To make matters worse, information passed to the Sunday Standard by impeccable sources further reveals that some of the banks give their employees fourteen days notice period, even after probation, irrespective of the interval between their salary periods; this also breaches the law.

According to section 38 of the Employment Act, any employer who enters into contract of employment or a collective labour agreement containing terms contrary to the provision of the Act shall be guilty of an offence and liable to penalties stipulated in section 151 of the same Act.

Notwithstanding these charges, and the fact that the banks have been engaged in these unlawful practices for a longtime, though it is already about seventeen years since the Act contained the provisions under issue, both labour officials and union leaders have feigned ignorance.
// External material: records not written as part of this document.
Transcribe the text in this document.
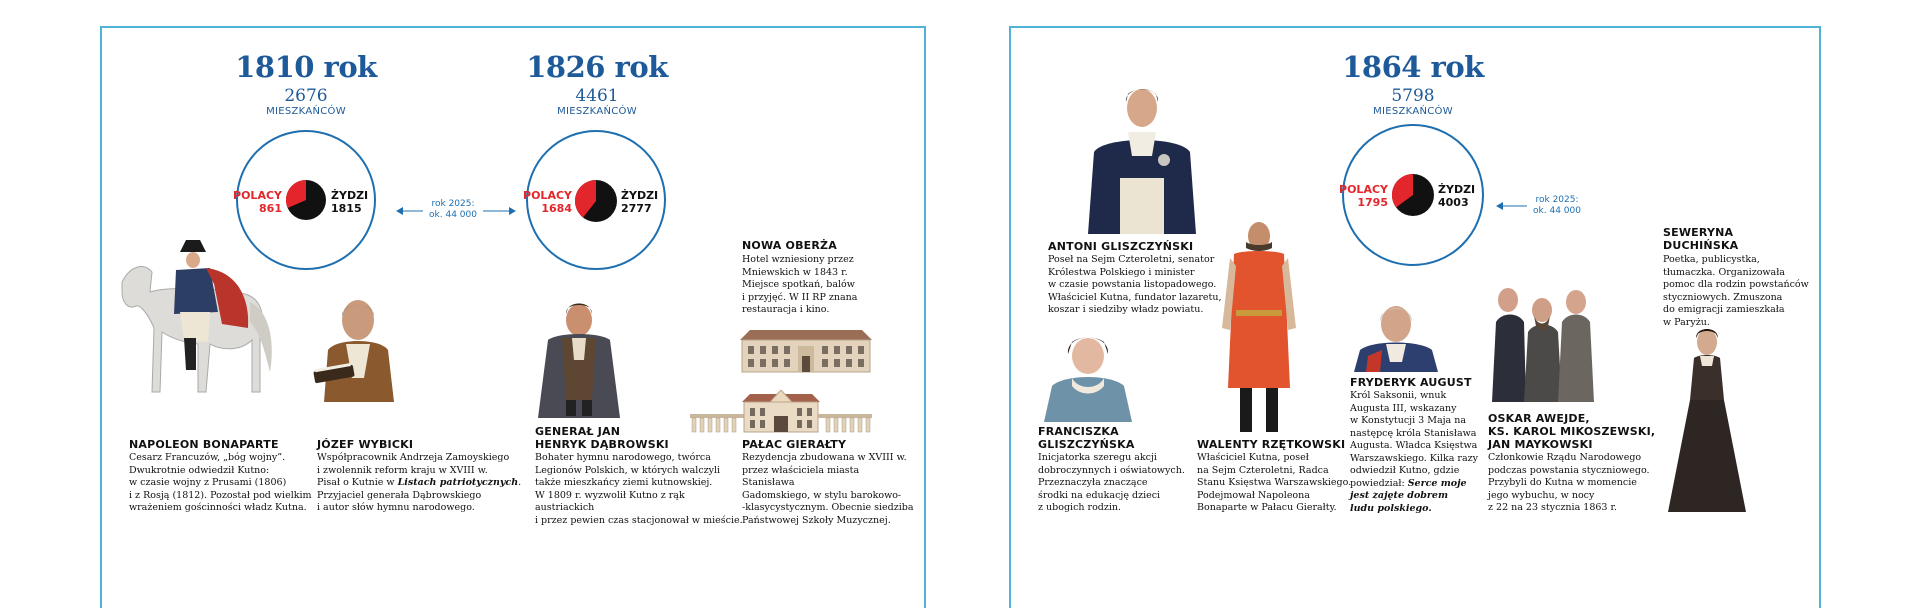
1810 rok
2676
MIESZKAŃCÓW
POLACY
861
ŻYDZI
1815	rok 2025:
ok. 44 000
1826 rok
4461
MIESZKAŃCÓW
POLACY
1684
ŻYDZI
2777
NAPOLEON BONAPARTE
Cesarz Francuzów, „bóg wojny”.
Dwukrotnie odwiedził Kutno:
w czasie wojny z Prusami (1806)
i z Rosją (1812). Pozostał pod wielkim
wrażeniem gościnności władz Kutna.
JÓZEF WYBICKI
Współpracownik Andrzeja Zamoyskiego
i zwolennik reform kraju w XVIII w.
Pisał o Kutnie w Listach patriotycznych.
Przyjaciel generała Dąbrowskiego
i autor słów hymnu narodowego.
GENERAŁ JAN
HENRYK DĄBROWSKI
Bohater hymnu narodowego, twórca
Legionów Polskich, w których walczyli
także mieszkańcy ziemi kutnowskiej.
W 1809 r. wyzwolił Kutno z rąk austriackich
i przez pewien czas stacjonował w mieście.
NOWA OBERŻA
Hotel wzniesiony przez
Mniewskich w 1843 r.
Miejsce spotkań, balów
i przyjęć. W II RP znana
restauracja i kino.
PAŁAC GIERAŁTY
Rezydencja zbudowana w XVIII w.
przez właściciela miasta Stanisława
Gadomskiego, w stylu barokowo-
-klasycystycznym. Obecnie siedziba
Państwowej Szkoły Muzycznej.
1864 rok
5798
MIESZKAŃCÓW
POLACY
1795
ŻYDZI
4003	rok 2025:
ok. 44 000
ANTONI GLISZCZYŃSKI
Poseł na Sejm Czteroletni, senator
Królestwa Polskiego i minister
w czasie powstania listopadowego.
Właściciel Kutna, fundator lazaretu,
koszar i siedziby władz powiatu.
FRANCISZKA
GLISZCZYŃSKA
Inicjatorka szeregu akcji
dobroczynnych i oświatowych.
Przeznaczyła znaczące
środki na edukację dzieci
z ubogich rodzin.
WALENTY RZĘTKOWSKI
Właściciel Kutna, poseł
na Sejm Czteroletni, Radca
Stanu Księstwa Warszawskiego.
Podejmował Napoleona
Bonaparte w Pałacu Gierałty.
FRYDERYK AUGUST
Król Saksonii, wnuk
Augusta III, wskazany
w Konstytucji 3 Maja na
następcę króla Stanisława
Augusta. Władca Księstwa
Warszawskiego. Kilka razy
odwiedził Kutno, gdzie
powiedział: Serce moje
jest zajęte dobrem
ludu polskiego.
OSKAR AWEJDE,
KS. KAROL MIKOSZEWSKI,
JAN MAYKOWSKI
Członkowie Rządu Narodowego
podczas powstania styczniowego.
Przybyli do Kutna w momencie
jego wybuchu, w nocy
z 22 na 23 stycznia 1863 r.
SEWERYNA
DUCHIŃSKA
Poetka, publicystka,
tłumaczka. Organizowała
pomoc dla rodzin powstańców
styczniowych. Zmuszona
do emigracji zamieszkała
w Paryżu.
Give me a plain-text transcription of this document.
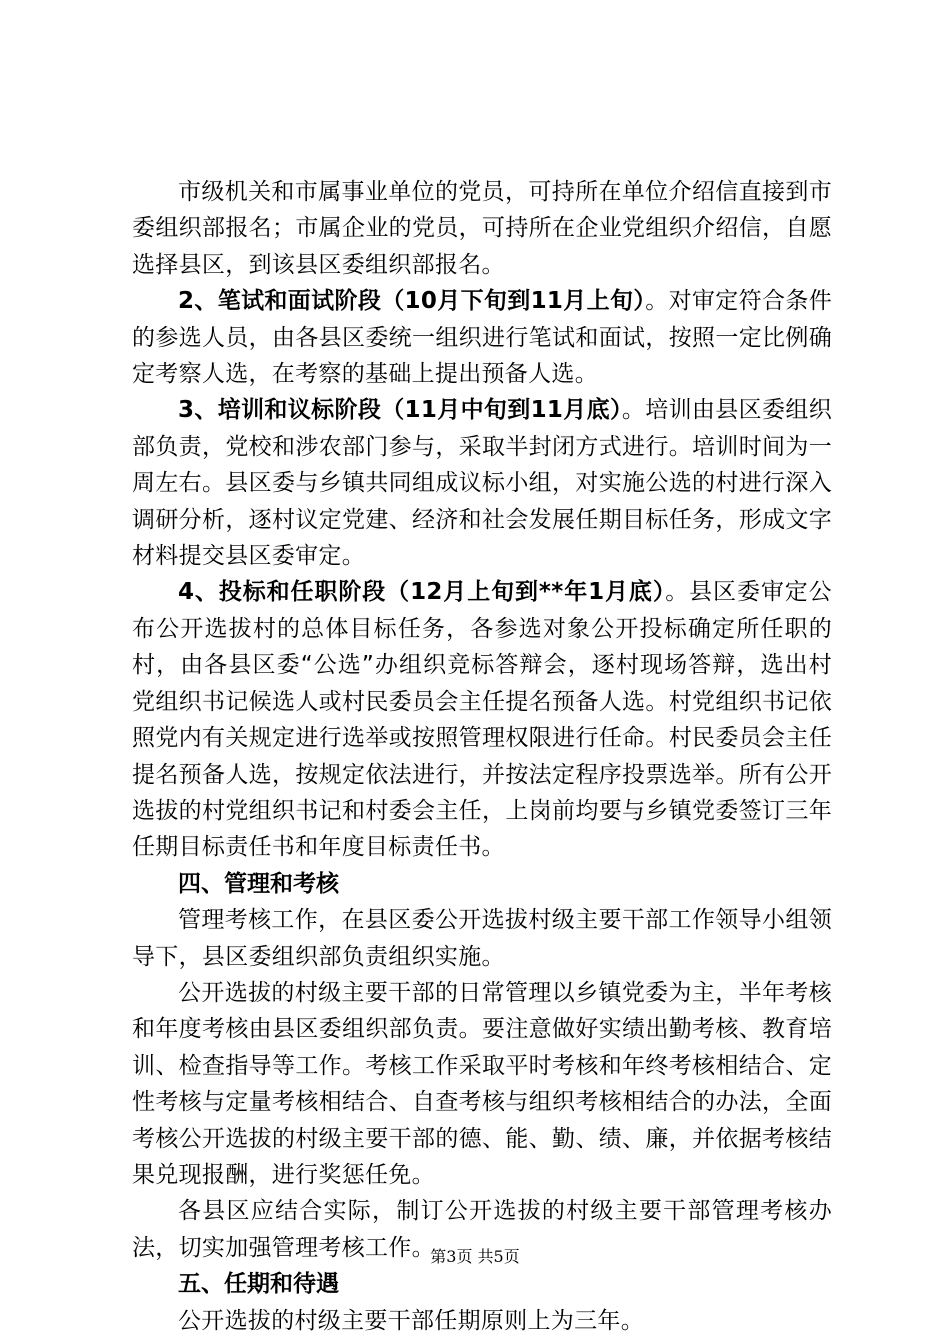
市级机关和市属事业单位的党员，可持所在单位介绍信直接到市委组织部报名；市属企业的党员，可持所在企业党组织介绍信，自愿选择县区，到该县区委组织部报名。

2、笔试和面试阶段（10月下旬到11月上旬）。对审定符合条件的参选人员，由各县区委统一组织进行笔试和面试，按照一定比例确定考察人选，在考察的基础上提出预备人选。

3、培训和议标阶段（11月中旬到11月底）。培训由县区委组织部负责，党校和涉农部门参与，采取半封闭方式进行。培训时间为一周左右。县区委与乡镇共同组成议标小组，对实施公选的村进行深入调研分析，逐村议定党建、经济和社会发展任期目标任务，形成文字材料提交县区委审定。

4、投标和任职阶段（12月上旬到**年1月底）。县区委审定公布公开选拔村的总体目标任务，各参选对象公开投标确定所任职的村，由各县区委“公选”办组织竞标答辩会，逐村现场答辩，选出村党组织书记候选人或村民委员会主任提名预备人选。村党组织书记依照党内有关规定进行选举或按照管理权限进行任命。村民委员会主任提名预备人选，按规定依法进行，并按法定程序投票选举。所有公开选拔的村党组织书记和村委会主任，上岗前均要与乡镇党委签订三年任期目标责任书和年度目标责任书。

四、管理和考核

管理考核工作，在县区委公开选拔村级主要干部工作领导小组领导下，县区委组织部负责组织实施。

公开选拔的村级主要干部的日常管理以乡镇党委为主，半年考核和年度考核由县区委组织部负责。要注意做好实绩出勤考核、教育培训、检查指导等工作。考核工作采取平时考核和年终考核相结合、定性考核与定量考核相结合、自查考核与组织考核相结合的办法，全面考核公开选拔的村级主要干部的德、能、勤、绩、廉，并依据考核结果兑现报酬，进行奖惩任免。

各县区应结合实际，制订公开选拔的村级主要干部管理考核办法，切实加强管理考核工作。

五、任期和待遇

公开选拔的村级主要干部任期原则上为三年。

第3页 共5页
Secretary General of Botswana Banks Employee Union (BOBEU), Keitshokile Basoti, said he was not aware of the said anomalies in the bank employees working conditions.
“Some of these things, we can only know them if employees themselves alert us,” he said.

An official of the Bank of Botswana Workers Union, who was reluctant to be quoted by name, citing fear of victimization, also claimed ignorance about the queries at issue.

It has become apparent that most unions are not even aware that section 48 of the Trade Union and Employers Organization Act empowers them to negotiate policies of the employers, thus the notion, “that falls within the prerogative of the employer” has become their catch word in response to media questions as to their role.